Floating Eco Cities Combine Green Building with Finnish Shipbuilding Expertise
The Finnish shipbuilding industry may become a future expert in building ecological cities.
– The Floating EcoCity concept offers an alternative to land reclamation islands made by suction dredging, says Aaro Söderlund, architect and lecturer of environmental history at Aalto University.
Land reclamation islands have mostly been built in parts of Asia, where land is scarce. According to Söderlund, the technique is problematic because the artificial islands show signs of receding and sensitivity to earthquakes. Not to mention the problem of dying sea beds.
Söderlund has recently exhibited the new FEC concept in Singapore, where suction dredging cannot be continued endlessly. In fact, the small and densely populated country has provisionally indicated a site both for smaller scale test building and for a full-sized Floating EcoCity.
– Cruise ships are essentially floating eco colonies, too.
The FEC also uses materials and working methods borrowed from the shipyard industry. Seven of the world's latest ten large cruise ships have been manufactured in Finland, which is why the country is now leading the global FEC concept's development.
Aalto University's R&D role
The eco city will essentially have to be built like a ship. Specifications for the center of gravity must be made, for example. Söderlund has exhibited the concept at Aalto University's Department of Applied Mechanics and, if the project advances, the department's maritime technology lab could conduct scale model testing. This would ensure the structure's flotation even during extreme circumstances such as tsunamis.
– Singapore gets three-meter tides twice a day. With functional anchoring, the eco city could extract more energy from this movement than it would find time to use.
The eco city is modular in structure, meaning that research could easily be shared with the Department of Architecture, as well.
Energy efficiency from the sea
An FEC structure could collect wave power as well as tidal and sea current power. Warm surface water and cool trench water could also be utilized, reducing energy consumption used to adjust indoor temperatures.

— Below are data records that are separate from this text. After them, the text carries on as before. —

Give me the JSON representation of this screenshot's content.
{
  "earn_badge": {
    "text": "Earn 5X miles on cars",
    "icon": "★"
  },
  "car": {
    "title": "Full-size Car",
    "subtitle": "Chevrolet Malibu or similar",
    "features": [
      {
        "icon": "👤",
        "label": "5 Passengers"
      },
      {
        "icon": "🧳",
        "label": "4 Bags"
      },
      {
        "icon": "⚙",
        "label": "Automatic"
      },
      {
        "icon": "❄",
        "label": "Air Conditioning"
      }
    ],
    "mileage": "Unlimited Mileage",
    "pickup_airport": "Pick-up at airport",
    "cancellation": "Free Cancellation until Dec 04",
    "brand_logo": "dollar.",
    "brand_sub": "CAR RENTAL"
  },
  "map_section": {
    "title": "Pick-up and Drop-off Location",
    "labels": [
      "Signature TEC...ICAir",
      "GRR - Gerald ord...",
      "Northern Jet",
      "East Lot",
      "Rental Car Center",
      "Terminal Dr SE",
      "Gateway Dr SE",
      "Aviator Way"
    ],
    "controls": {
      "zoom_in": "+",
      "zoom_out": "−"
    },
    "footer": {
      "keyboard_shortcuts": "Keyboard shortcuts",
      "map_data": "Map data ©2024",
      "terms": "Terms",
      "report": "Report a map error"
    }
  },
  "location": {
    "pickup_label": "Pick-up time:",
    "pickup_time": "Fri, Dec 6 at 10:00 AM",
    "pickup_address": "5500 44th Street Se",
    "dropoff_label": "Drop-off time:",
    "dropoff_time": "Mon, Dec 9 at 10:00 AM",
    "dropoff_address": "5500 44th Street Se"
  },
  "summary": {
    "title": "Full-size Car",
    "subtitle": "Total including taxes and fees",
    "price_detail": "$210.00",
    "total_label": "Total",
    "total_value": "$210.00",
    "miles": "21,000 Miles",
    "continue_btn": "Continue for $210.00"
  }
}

– The floating structure guards against earthquakes, tsunamis and floods, because the ocean offers liquid suspension. A floating island will not be left under a tsunami. It will rise above it.
What will a floating eco city look like, then? The concept consists of six caissons, each 65 meters in diameter, carrying a 250 m platform lined with 18-story buildings, surrounding a central park covered by a so-called mega tent. The mega tent protects inhabitants from extreme temperatures and weather phenomena such as typhoons, monsoons, acid rain, sand storms and air pollution.
The FEC will act as a biosphere, meaning that it's as self-sufficient as possible regarding clean energy, nutrition, air and farmland. In this biosphere, buildings' green roofs, outer walls, balconies, terraces and a central park will reduce carbon dioxide emissions and cleanse air, water and organic waste.
Demand rises as the sea level rises
Floating cities are already in demand when it comes to Asia's growth centers. In the future, trouble will spread to coastal areas like the industrialized and densely populated deltas of larger rivers, where land is typically sinking due to over-pumping the groundwater, and the sea level is rising due to climate change.
Climate refugees will become a worldwide problem. If the sea level rises two meters by the year 2100, 500 million people will be under threat along with the best residential, industrial and farming areas worldwide.
– A new kind of world is emerging, and it will require a new kind of construction, Söderlund notes.
The floating solution is expected to cost around 60% that of an equivalent ballast island. Despite its promising qualities, the concept's future is still undecided. Decisions about test-building the first FEC are now in the Singaporeans' hands. FEC developers wait in suspense.